Галиция волновалась. В пограничных польско-русских землях со дня на день ждали оттуда известия, что поднялось восстание, и готовились поддержать его. Собирались, организовывались, старались запастись оружием, уговаривались о плане действий. В том крае, где была родина Соколовского, местом собраний служил дом Зелинского. Однажды съехались. Собрание было очень многочисленное. И вдруг получается известие: ныне Галиция взялась за оружие. Тотчас же было решено: прямо из этого собрания каждый едет в свою околицу, поднимает ее, и начинается восстание. Все решили единогласно. Один Соколовский спрашивал: да правда ли, что Галиция поднялась? «Поднялась!» – кричали ему. Но он был так настойчив, что, наконец, перекричал гвалт, убедил не разъезжаться, не выслушав его. Верны ли известия, что Галиция поднялась? Кто привез их? – Привезли десятки, сотни людей: на всех рынках, к вечеру все знали; каждый приезжавший с границы подтверждал. – Но кто видел? – Через два или три часа бурного сопротивления Соколовский умолил, чтобы дозволили ему съездить за границу, взглянуть и привезти положительные сведения.

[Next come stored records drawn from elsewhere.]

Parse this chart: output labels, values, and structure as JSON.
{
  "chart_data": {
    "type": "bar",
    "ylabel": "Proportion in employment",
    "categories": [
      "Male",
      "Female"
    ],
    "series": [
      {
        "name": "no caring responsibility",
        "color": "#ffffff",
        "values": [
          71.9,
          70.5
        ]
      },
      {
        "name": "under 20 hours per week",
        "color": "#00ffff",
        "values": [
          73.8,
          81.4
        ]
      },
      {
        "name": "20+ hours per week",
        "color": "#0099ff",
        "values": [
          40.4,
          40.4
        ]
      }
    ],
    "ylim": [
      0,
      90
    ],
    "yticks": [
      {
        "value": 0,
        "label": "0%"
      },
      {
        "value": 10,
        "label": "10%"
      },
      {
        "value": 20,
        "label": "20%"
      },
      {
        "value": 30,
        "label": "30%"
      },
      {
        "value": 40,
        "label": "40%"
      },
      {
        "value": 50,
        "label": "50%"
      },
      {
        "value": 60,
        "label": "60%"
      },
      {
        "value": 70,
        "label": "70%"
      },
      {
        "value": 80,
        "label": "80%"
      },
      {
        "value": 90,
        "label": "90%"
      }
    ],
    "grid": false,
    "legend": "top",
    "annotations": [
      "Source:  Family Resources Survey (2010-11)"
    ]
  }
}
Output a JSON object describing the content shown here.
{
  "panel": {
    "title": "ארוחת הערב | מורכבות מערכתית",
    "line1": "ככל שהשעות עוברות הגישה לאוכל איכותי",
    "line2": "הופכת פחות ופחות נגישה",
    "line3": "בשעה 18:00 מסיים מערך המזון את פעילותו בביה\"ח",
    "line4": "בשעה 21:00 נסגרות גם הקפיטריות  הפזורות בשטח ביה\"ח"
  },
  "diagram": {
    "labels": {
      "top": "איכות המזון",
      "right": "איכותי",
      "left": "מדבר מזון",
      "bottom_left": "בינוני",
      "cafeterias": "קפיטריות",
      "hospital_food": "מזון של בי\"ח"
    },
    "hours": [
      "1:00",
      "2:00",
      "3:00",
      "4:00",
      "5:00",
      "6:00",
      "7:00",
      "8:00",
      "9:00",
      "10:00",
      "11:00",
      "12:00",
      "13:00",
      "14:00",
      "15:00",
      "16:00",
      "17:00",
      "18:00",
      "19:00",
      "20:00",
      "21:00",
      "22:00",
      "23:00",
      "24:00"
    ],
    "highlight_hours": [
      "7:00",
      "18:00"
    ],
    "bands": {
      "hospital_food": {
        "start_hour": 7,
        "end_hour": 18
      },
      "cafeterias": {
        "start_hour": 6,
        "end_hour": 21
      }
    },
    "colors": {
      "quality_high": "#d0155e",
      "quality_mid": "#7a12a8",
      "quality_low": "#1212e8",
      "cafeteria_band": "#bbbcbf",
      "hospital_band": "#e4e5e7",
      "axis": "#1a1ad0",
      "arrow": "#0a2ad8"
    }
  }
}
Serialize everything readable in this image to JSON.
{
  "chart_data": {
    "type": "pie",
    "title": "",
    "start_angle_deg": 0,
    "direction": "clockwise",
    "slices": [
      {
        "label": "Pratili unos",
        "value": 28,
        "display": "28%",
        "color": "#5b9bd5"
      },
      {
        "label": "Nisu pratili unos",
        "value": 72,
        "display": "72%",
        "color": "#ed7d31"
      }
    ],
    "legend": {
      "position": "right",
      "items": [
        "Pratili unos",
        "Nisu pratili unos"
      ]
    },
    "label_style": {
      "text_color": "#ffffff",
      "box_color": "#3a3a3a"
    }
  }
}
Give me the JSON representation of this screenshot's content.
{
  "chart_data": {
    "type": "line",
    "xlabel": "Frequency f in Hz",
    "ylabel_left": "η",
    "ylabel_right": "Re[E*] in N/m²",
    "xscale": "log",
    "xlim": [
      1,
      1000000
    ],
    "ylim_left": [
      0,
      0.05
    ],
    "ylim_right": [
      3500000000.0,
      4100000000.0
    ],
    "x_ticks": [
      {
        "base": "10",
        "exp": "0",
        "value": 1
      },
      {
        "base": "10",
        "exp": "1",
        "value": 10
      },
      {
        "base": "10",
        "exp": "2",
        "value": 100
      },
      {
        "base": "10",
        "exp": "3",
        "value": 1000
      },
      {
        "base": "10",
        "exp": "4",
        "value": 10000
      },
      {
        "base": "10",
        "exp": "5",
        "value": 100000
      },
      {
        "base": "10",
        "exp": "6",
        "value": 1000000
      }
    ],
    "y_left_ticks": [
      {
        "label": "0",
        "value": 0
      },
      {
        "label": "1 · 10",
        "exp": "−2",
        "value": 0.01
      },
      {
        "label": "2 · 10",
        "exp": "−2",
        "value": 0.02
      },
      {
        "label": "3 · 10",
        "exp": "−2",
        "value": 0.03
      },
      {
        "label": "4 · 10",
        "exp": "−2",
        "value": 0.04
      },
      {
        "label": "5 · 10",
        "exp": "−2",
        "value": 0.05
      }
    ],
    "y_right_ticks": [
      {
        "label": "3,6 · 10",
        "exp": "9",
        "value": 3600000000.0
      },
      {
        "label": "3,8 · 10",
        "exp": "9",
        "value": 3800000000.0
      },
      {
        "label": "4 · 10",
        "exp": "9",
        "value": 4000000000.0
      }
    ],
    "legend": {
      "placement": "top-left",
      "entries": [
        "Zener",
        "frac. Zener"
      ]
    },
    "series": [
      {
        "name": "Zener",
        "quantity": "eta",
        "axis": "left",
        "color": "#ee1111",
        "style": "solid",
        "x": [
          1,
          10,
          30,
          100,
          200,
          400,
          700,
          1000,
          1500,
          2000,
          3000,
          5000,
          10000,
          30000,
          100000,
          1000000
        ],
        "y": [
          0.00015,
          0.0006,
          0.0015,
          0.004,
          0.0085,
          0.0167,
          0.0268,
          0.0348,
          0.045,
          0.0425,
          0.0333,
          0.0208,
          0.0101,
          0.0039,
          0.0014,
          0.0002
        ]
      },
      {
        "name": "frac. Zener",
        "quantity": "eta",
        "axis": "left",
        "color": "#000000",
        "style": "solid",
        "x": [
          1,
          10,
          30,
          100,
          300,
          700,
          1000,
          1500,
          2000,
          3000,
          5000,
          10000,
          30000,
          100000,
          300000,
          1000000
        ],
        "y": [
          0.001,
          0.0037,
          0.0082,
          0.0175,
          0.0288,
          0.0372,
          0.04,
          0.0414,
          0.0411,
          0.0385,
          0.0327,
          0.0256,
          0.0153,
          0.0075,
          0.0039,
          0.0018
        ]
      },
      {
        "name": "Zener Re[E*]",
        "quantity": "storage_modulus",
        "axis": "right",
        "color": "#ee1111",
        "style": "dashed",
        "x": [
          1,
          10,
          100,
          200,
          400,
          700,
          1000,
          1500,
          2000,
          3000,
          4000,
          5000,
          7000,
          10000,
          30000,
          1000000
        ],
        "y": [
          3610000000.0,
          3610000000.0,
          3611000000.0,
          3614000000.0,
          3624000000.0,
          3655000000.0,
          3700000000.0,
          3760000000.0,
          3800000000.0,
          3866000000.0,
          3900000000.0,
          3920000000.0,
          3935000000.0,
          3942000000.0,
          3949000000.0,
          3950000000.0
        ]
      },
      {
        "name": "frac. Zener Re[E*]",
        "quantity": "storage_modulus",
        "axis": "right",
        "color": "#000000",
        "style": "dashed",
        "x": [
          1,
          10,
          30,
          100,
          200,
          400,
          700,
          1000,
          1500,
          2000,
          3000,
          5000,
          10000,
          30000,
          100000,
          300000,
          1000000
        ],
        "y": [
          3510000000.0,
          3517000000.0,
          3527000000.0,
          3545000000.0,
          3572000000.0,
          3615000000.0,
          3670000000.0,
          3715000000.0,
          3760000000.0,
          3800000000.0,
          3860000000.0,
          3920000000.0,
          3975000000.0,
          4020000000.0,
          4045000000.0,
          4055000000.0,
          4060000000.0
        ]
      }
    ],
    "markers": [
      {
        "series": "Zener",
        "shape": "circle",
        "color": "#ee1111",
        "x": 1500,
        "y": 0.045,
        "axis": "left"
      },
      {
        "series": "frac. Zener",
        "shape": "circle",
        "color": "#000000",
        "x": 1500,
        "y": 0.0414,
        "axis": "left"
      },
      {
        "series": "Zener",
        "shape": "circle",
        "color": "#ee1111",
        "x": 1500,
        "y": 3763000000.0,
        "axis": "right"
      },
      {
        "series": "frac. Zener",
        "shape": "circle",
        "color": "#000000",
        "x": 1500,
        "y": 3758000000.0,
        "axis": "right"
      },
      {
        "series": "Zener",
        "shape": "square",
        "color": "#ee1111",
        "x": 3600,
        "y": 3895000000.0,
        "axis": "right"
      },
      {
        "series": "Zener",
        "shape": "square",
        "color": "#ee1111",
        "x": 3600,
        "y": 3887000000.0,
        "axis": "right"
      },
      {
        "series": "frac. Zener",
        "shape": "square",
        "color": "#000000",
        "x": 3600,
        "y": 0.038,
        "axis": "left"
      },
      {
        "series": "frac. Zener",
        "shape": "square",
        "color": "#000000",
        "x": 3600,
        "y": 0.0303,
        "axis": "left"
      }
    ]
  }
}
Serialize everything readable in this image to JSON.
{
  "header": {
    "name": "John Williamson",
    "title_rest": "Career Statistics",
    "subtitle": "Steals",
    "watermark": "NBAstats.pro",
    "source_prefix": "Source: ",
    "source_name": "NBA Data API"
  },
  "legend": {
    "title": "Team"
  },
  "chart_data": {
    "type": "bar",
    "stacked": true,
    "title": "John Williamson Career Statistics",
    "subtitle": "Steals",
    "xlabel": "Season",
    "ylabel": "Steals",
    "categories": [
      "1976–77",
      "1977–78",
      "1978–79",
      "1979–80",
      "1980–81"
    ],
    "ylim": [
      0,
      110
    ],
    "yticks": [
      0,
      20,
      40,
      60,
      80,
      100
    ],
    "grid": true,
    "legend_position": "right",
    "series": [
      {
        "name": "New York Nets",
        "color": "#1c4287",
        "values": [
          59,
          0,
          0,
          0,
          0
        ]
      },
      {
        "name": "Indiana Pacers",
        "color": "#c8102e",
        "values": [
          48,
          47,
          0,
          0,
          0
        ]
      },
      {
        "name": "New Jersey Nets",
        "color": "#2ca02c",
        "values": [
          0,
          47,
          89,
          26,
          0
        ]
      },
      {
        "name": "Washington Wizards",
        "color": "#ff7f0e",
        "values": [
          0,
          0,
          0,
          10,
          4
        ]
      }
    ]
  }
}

Он не доехал до границы. Его арестовали по доносу, действительно не совсем точному: он не хотел эмигрировать и мог доказать, что не хотел, необходимейшие вещи оставались у него дома; ясно было, что он думал возвратиться домой очень скоро. Это не помогло ему: в нем увидели человека тем более опасного, что он очень даровит, энергичен и в особенности очень рассудителен. Нашли нужным удалить его. Он много и долго должен был страдать, – не за свою поездку, – о ней ничего не узнали и, наконец, нашли, что она могла быть невинным переездом от одного родственника в гости к другому, – но за то, что по поводу его поездки узнали его характер и дарования.

Он не мог исполнить дела, которое взял на себя. Но отсрочка, которую он вымолил, вынудил, была достаточна, чтобы дело разъяснилось уже и без его присутствия. Известия о восстании в Галиции оказались вздорными. Сотни, если не тысячи людей уцелели от напрасной погибели, на которую пошли бы, если б не его рассудительность, – и весь край избавился от напрасного разорения.

Каждый, каков бы ни был по характеру и принципам, – будет чувствовать уважение, – и, если честен, влечение к человеку, который, бывши юношею, имел рассудок спасти пожилых людей и стариков от опрометчивости. – Волгин был мнительного, робкого характера; принципом его было: ждать и ждать, как можно дольше, как можно тише ждать. Поэтому он ценил поступок Соколовского еще гораздо выше, нежели могут ценить люди отважные.

* * *

Действительно, Соколовский был тот Болеслав, о котором рассказывал Зелинский. Сначала поговорили об этом старике, человеке благородном, но не выходившем из ряда обыкновенных добряков, не интересных ни для кого, кроме своих родных и друзей. Потом Соколовский говорил о своей жизни в Оренбурге. Так прошло довольно много времени. Волгину представлялось нужным, чтобы Соколовский присмотрелся к нему, несколько привык не шокироваться его слишком угловатыми манерами, его привычкою шутить, большею частию некстати хохотать, не договаривать фраз и умолкать также некстати, смотреть в угол и в пол, – вообще держать себя неловко, дико. Рассудив, что Соколовский достаточно приготовлен не смущаться нелепыми формами, в каких он обыкновенно выражает свои мысли, и обращать внимание только на сущность их, Волгин сказал, что, конечно, и Зелинский и Оренбург – предметы для разговора не хуже множества других, но что, конечно, Соколовский хотел видеться с ним вовсе не для того, чтобы толковать о таких вещах.